Under attack for his slow response to Hurricane Katrina, SBA head Hector Barreto toured Miami businesses damaged by Wilma.

By Jim Wyss

Under fire on Capitol Hill for his agency's sluggish response to Katrina, Small Business Administrator Hector Barreto toured a Wilma-tattered stretch of Miami Monday and vowed to redouble efforts to get emergency loans into the hands of small business.

But so far, help has been slow in coming.

Since Wilma struck, the SBA has received 4,707 disaster applications from home owners and businesses. Of those, 892 have been denied and four, worth $131,500, have been approved. As of Monday, none of those funds had been disbursed.

Of the 86 disaster-relief applications the SBA received after Katrina, three have been approved and 17 denied.
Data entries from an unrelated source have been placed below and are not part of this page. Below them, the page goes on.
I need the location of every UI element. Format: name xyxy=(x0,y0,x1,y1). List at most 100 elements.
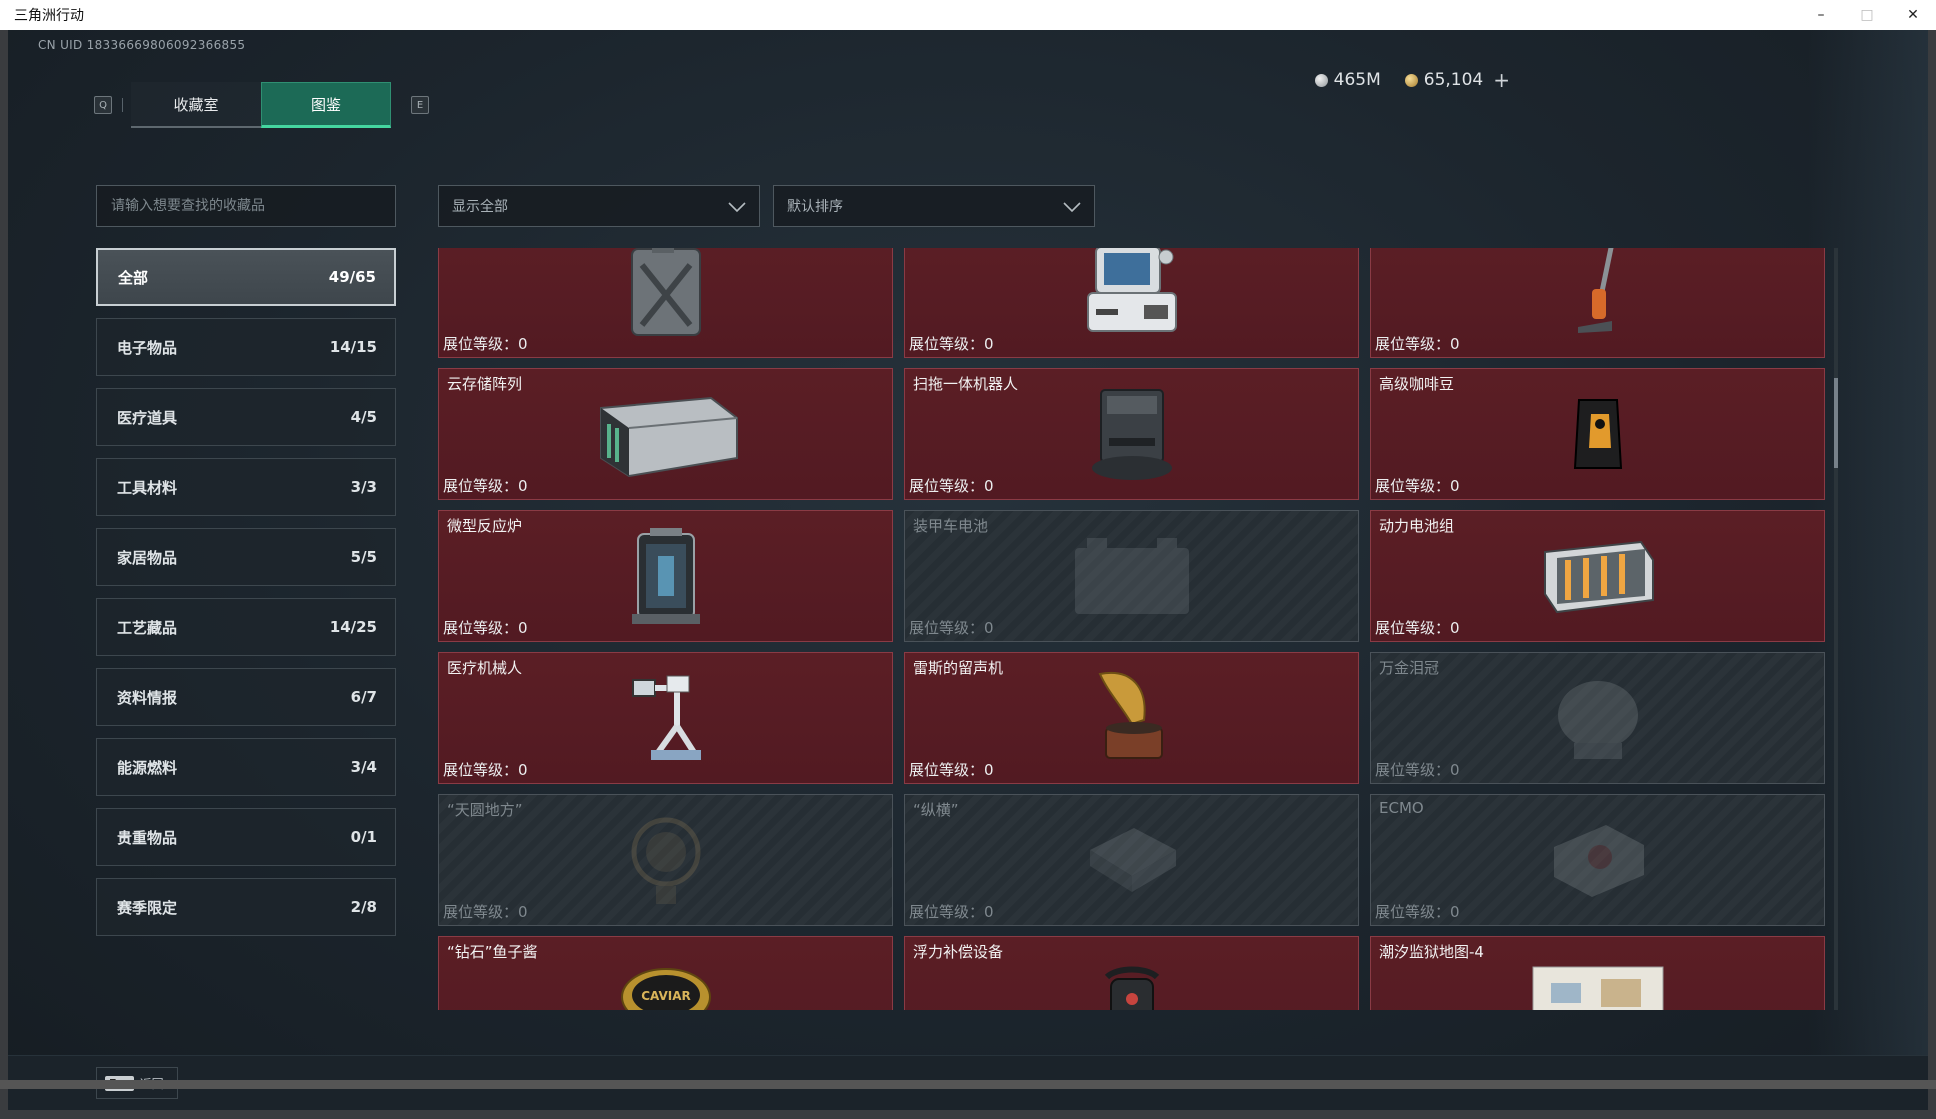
category-tools[interactable]: 工具材料 3/3 xyxy=(96,458,396,516)
collection-card[interactable]: 潮汐监狱地图-4 展位等级：0 xyxy=(1370,936,1825,1010)
item-name: 动力电池组 xyxy=(1379,517,1455,535)
currency-gold: 65,104 + xyxy=(1404,68,1510,92)
collection-grid: 展位等级：0 展位等级：0 展位等级：0 云存储阵列 展位等级：0 扫拖一体机器… xyxy=(438,248,1825,1010)
item-name: 万金泪冠 xyxy=(1379,659,1440,677)
ecmo-icon xyxy=(1553,825,1644,897)
item-name: “钻石”鱼子酱 xyxy=(447,943,538,961)
collection-card[interactable]: 浮力补偿设备 展位等级：0 xyxy=(904,936,1359,1010)
category-label: 赛季限定 xyxy=(117,898,178,917)
gold-amount: 65,104 xyxy=(1423,70,1484,90)
collection-card[interactable]: 扫拖一体机器人 展位等级：0 xyxy=(904,368,1359,500)
category-label: 工艺藏品 xyxy=(117,618,178,637)
vacuum-cleaner-icon xyxy=(1577,248,1614,333)
level-text: 展位等级：0 xyxy=(443,761,528,779)
currency-silver: 465M xyxy=(1314,70,1381,90)
minimize-button[interactable]: – xyxy=(1798,0,1844,30)
category-intel[interactable]: 资料情报 6/7 xyxy=(96,668,396,726)
level-text: 展位等级：0 xyxy=(1375,477,1460,495)
coffee-bag-icon xyxy=(1573,399,1622,469)
level-text: 展位等级：0 xyxy=(909,335,994,353)
top-tabs: Q 收藏室 图鉴 E xyxy=(94,82,429,128)
category-crafts[interactable]: 工艺藏品 14/25 xyxy=(96,598,396,656)
grid-scrollbar[interactable] xyxy=(1834,248,1838,1010)
collection-card[interactable]: 云存储阵列 展位等级：0 xyxy=(438,368,893,500)
category-medical[interactable]: 医疗道具 4/5 xyxy=(96,388,396,446)
item-name: 装甲车电池 xyxy=(913,517,989,535)
category-season[interactable]: 赛季限定 2/8 xyxy=(96,878,396,936)
category-label: 能源燃料 xyxy=(117,758,178,777)
chevron-down-icon xyxy=(728,202,746,213)
item-name: 潮汐监狱地图-4 xyxy=(1379,943,1484,961)
category-count: 14/25 xyxy=(329,618,377,636)
collection-card[interactable]: 展位等级：0 xyxy=(904,248,1359,358)
collection-card[interactable]: “纵横” 展位等级：0 xyxy=(904,794,1359,926)
tab-divider xyxy=(122,98,123,112)
category-list: 全部 49/65 电子物品 14/15 医疗道具 4/5 工具材料 3/3 家居物品 5/… xyxy=(96,248,396,948)
category-label: 医疗道具 xyxy=(117,408,178,427)
collection-card[interactable]: 医疗机械人 展位等级：0 xyxy=(438,652,893,784)
close-button[interactable]: ✕ xyxy=(1890,0,1936,30)
globe-icon xyxy=(631,817,700,904)
collection-card[interactable]: 微型反应炉 展位等级：0 xyxy=(438,510,893,642)
item-name: 高级咖啡豆 xyxy=(1379,375,1455,393)
window-titlebar: 三角洲行动 – □ ✕ xyxy=(0,0,1936,30)
jerrycan-icon xyxy=(630,248,701,336)
level-text: 展位等级：0 xyxy=(443,335,528,353)
maximize-button[interactable]: □ xyxy=(1844,0,1890,30)
currency-bar: 465M 65,104 + xyxy=(1270,60,1510,100)
level-text: 展位等级：0 xyxy=(909,761,994,779)
collection-card[interactable]: 展位等级：0 xyxy=(438,248,893,358)
sort-dropdown[interactable]: 默认排序 xyxy=(773,185,1095,227)
level-text: 展位等级：0 xyxy=(909,477,994,495)
category-label: 资料情报 xyxy=(117,688,178,707)
level-text: 展位等级：0 xyxy=(443,619,528,637)
category-count: 14/15 xyxy=(329,338,377,356)
collection-card[interactable]: 万金泪冠 展位等级：0 xyxy=(1370,652,1825,784)
collection-card[interactable]: 动力电池组 展位等级：0 xyxy=(1370,510,1825,642)
battery-pack-icon xyxy=(1543,540,1654,614)
chevron-down-icon xyxy=(1063,202,1081,213)
collection-card[interactable]: 雷斯的留声机 展位等级：0 xyxy=(904,652,1359,784)
display-filter-dropdown[interactable]: 显示全部 xyxy=(438,185,760,227)
item-name: 浮力补偿设备 xyxy=(913,943,1004,961)
scrollbar-thumb[interactable] xyxy=(1834,378,1838,468)
search-input[interactable] xyxy=(96,185,396,227)
background-strip xyxy=(0,1080,1936,1089)
category-electronics[interactable]: 电子物品 14/15 xyxy=(96,318,396,376)
collection-card[interactable]: “天圆地方” 展位等级：0 xyxy=(438,794,893,926)
sort-value: 默认排序 xyxy=(787,199,843,215)
collection-grid-viewport: 展位等级：0 展位等级：0 展位等级：0 云存储阵列 展位等级：0 扫拖一体机器… xyxy=(438,248,1840,1010)
game-viewport: CN UID 18336669806092366855 Q 收藏室 图鉴 E 4… xyxy=(8,30,1928,1110)
level-text: 展位等级：0 xyxy=(909,619,994,637)
silver-amount: 465M xyxy=(1333,70,1381,90)
level-text: 展位等级：0 xyxy=(443,903,528,921)
level-text: 展位等级：0 xyxy=(1375,761,1460,779)
category-label: 电子物品 xyxy=(117,338,178,357)
add-currency-button[interactable]: + xyxy=(1493,68,1510,92)
caviar-tin-icon: CAVIAR xyxy=(620,968,711,1010)
category-count: 49/65 xyxy=(328,268,376,286)
category-energy[interactable]: 能源燃料 3/4 xyxy=(96,738,396,796)
collection-card[interactable]: 高级咖啡豆 展位等级：0 xyxy=(1370,368,1825,500)
collection-card[interactable]: “钻石”鱼子酱 CAVIAR 展位等级：0 xyxy=(438,936,893,1010)
item-name: 医疗机械人 xyxy=(447,659,523,677)
collection-card[interactable]: ECMO 展位等级：0 xyxy=(1370,794,1825,926)
chessboard-icon xyxy=(1089,828,1176,892)
category-valuables[interactable]: 贵重物品 0/1 xyxy=(96,808,396,866)
collection-card[interactable]: 展位等级：0 xyxy=(1370,248,1825,358)
level-text: 展位等级：0 xyxy=(909,903,994,921)
tab-collection-room[interactable]: 收藏室 xyxy=(131,82,261,128)
tab-codex[interactable]: 图鉴 xyxy=(261,82,391,128)
item-name: ECMO xyxy=(1379,799,1424,817)
category-household[interactable]: 家居物品 5/5 xyxy=(96,528,396,586)
level-text: 展位等级：0 xyxy=(1375,619,1460,637)
category-count: 5/5 xyxy=(350,548,377,566)
key-hint-q: Q xyxy=(94,96,112,114)
category-all[interactable]: 全部 49/65 xyxy=(96,248,396,306)
item-name: 雷斯的留声机 xyxy=(913,659,1004,677)
caviar-label: CAVIAR xyxy=(641,989,691,1003)
display-filter-value: 显示全部 xyxy=(452,199,508,215)
collection-card[interactable]: 装甲车电池 展位等级：0 xyxy=(904,510,1359,642)
window-title: 三角洲行动 xyxy=(14,8,84,24)
reactor-icon xyxy=(631,528,700,624)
In town to inaugurate a new business assistance center at the Little Havana NET office, on 111 SW 5th Ave., and sign an agreement with City Mayor Manny Diaz to increase cooperation between SBA and city officials, Barreto acknowledged the problem's scope. "I don't think we have ever seen a more challenging time," he said, standing outside a retail strip in Allapattah. "We will be here as long as we need to be with our disaster operation."

The visit comes as the SBA is taking a beating back in Washington. Last month Congress asked the Government Accounting Office to investigate the agency's slow response to Katrina victims. According to the ranking Democrat on the House Small Business Committee, Rep. Nydia Velázquez (D-N.Y.), business owners complained of waiting months for an SBA response.

"It is simply unacceptable and inexcusable that not even one small business impacted by Hurricane Wilma has received a loan yet," she told The Herald via e-mail. "This is on top of the fact that as of just last week, eight out of every 10 business loan applications from Hurricane Katrina and Rita had been rejected. . . . [This is] raising serious concern for the small businesses impacted by Hurricane Wilma who cannot afford to wait months on end."

The SBA maintains it was never intended to provide immediate assistance. Rather, its role is to offer long-term, low-interest disaster relief.

Prior to this hurricane season, the agency processed most applications within 21 days. But by its own accounts, the massive damage caused by Katrina has created a backlog that can delay loans up to three months in some instances.


Barreto said the agency has been dealing with the bottleneck.

"In the last two months the size of our disaster operation has quadrupled," he said. "We have 4,000 people working right now and that backlog is being reduced every day."

About 700 SBA employees work on processing loan applications, he said.

The agency has also responded by launching a loan program that can turn around loans of up to $150,000 within 24 hours. That program, called GO Loans, is only available for businesses impacted by Katrina and Rita. The only Florida county eligible for such loans is Escambia.


But Barreto said he wouldn't rule GO Loans out for the latest hurricane.

"If we discover there is a need [for Wilma victims], we'll definitely take a look at it," he said.

What is certain is that the SBA's performance in the state is under scrutiny.

When the agency closed its Katrina relief center in Miami just days before Wilma struck, it prompted a response from Sen. John Kerry (D-Mass.), the top Democrat on the Small Business and Entrepreneurship Committee.

"Talk about poor planning," he said in a release. "Closing a disaster loan center days before a major hurricane hits the region is absurd. . . . Sadly, this is another example of the administration being completely out of touch with the small business owners they are supposed to be helping."

On Monday, as Barreto walked store-to-store talking to merchants in Spanish, his common touch was appreciated.

Blanca Salazar, who owns three retail shops in the 2100 block of Northwest 20th Street, said she was grateful that Barreto had stopped by -- with media in tow -- to hand out information and explain SBA programs.

"I just wish they had told me they were coming with all those television cameras," she said. "I would have done something about my hair."